Forecastle Journals

Biographical and Historical Notes

Archibald Wilson, possibly of New York, New York, was a sailor in the 1840s and served aboard merchant ships that made domestic and international trips.

Sources

Biographical information derived from collection.

Scope and Content Note

This journal, named after the forecastle or upper forward deck of a sailing ship, was kept by American sailor Archibald Wilson during the period 1842-1843 and documents five trips taken while serving aboard the ships James Edwards, Pioneer of Alexandria, and James Perkins. The journal entries document meteorological conditions, events of the day, duties performed aboard the ship, Wilson's thoughts and mood, and his interest in literature. Clippings from an 1883 issue of the magazine Harper's Weekly are also pasted into the volume.

The entries documenting Wilson's voyages were not daily and do not reflect the exact departure and arrival dates. The first voyage documented by Wilson was made aboard the James Edwards, commanded by James Webster, which traveled from New York, New York, to New Orleans, Louisiana.
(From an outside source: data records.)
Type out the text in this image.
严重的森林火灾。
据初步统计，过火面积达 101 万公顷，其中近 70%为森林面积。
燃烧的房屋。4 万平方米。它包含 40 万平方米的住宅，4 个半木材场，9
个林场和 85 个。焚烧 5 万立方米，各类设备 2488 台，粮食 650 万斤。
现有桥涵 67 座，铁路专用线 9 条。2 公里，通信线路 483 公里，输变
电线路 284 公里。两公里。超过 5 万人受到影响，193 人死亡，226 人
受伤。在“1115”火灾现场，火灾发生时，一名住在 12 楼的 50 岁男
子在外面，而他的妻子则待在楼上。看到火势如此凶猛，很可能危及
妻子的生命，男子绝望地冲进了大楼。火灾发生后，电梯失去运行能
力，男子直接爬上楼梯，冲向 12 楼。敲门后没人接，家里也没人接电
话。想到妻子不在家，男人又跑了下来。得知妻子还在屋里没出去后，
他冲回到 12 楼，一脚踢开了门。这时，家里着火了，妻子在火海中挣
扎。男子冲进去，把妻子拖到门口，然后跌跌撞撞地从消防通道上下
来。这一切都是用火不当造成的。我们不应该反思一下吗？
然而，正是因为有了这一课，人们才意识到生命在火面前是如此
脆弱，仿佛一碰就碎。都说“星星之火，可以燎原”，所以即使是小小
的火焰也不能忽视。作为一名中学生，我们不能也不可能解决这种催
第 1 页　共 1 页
Entries were made from November 8, 1842, to December 20, 1842. In New Orleans, Wilson transferred to the Pioneer of Alexandria, commanded by "Graham," which departed on December 28 for Liverpool, England. The Pioneer arrived in Liverpool on January 30, 1843. On February 7, Wilson left Liverpool for Savannah, Georgia, aboard the ship Triton, commanded by Alexander Wilson. From Savannah, the ship traveled to Charleston, South Carolina, where Wilson transferred to the James Perkins, which left for Le Havre, France, on April 24. The ship arrived in Le Havre on May 31 and by June 16 was returning to the United States, bound for Hampton Roads, Virginia. The James Perkins arrived at its destination around August 2, and Wilson stayed aboard for another trip, this one to Boston, which lasted from August 6 to August 12.

The entries for each voyage documented Wilson's duties, which included shifts as helmsman, ship repair and carpentry, and drawing the sails. He also discussed his relationship with the crew on the various ships (which was not always amicable), events of note that occurred during the day, and his thoughts on various subjects. Wilson demonstrates his interest in literature by copying passages from works such as Homer's Odyssey. Some of his entries tend towards the introspective and sometimes melancholy, mentioning disappointment in current events and at missing holidays such as New Year's Day and the Fourth of July as a consequence of being on voyages.

After the main journal entries, Wilson included "A Journal of Remarkable Incidents at sea" in which he documented events observed between 1840 and 1842 while serving on several ships. The events include men falling overboard, seeing other ships in distress, and witnessing remarkable phenomena such a extremely large and bright meteor. At the end of the journal, Wilson gives a short summary of twelve voyages taken from November 8, 1839, to March 3, 1844, which include the 1842-1843 voyages described in the journal.

Hand-drawn illustrations of flags, ships, and geometric figures are interspersed throughout the journal. Wilson wrote a list of "lunar observation rules" along with instructions on how to find the true azimuth at any time. The volume also includes pasted-in clippings from an 1883 issue of Harper's Weekly. One set of clippings features an article on the levees of New Orleans and two illustrations of the levees. The other set of clippings features an illustration and description of the Savannah, Georgia, harbor. The last page of the volume contains a postcard with illustrations of several ship classes (Sloop, Brig, Bark, etc.). The postcard was distributed by the United States Mutual Accident Association, located in New York City.

This volume is bound with a leather spine and decorative gold tooling.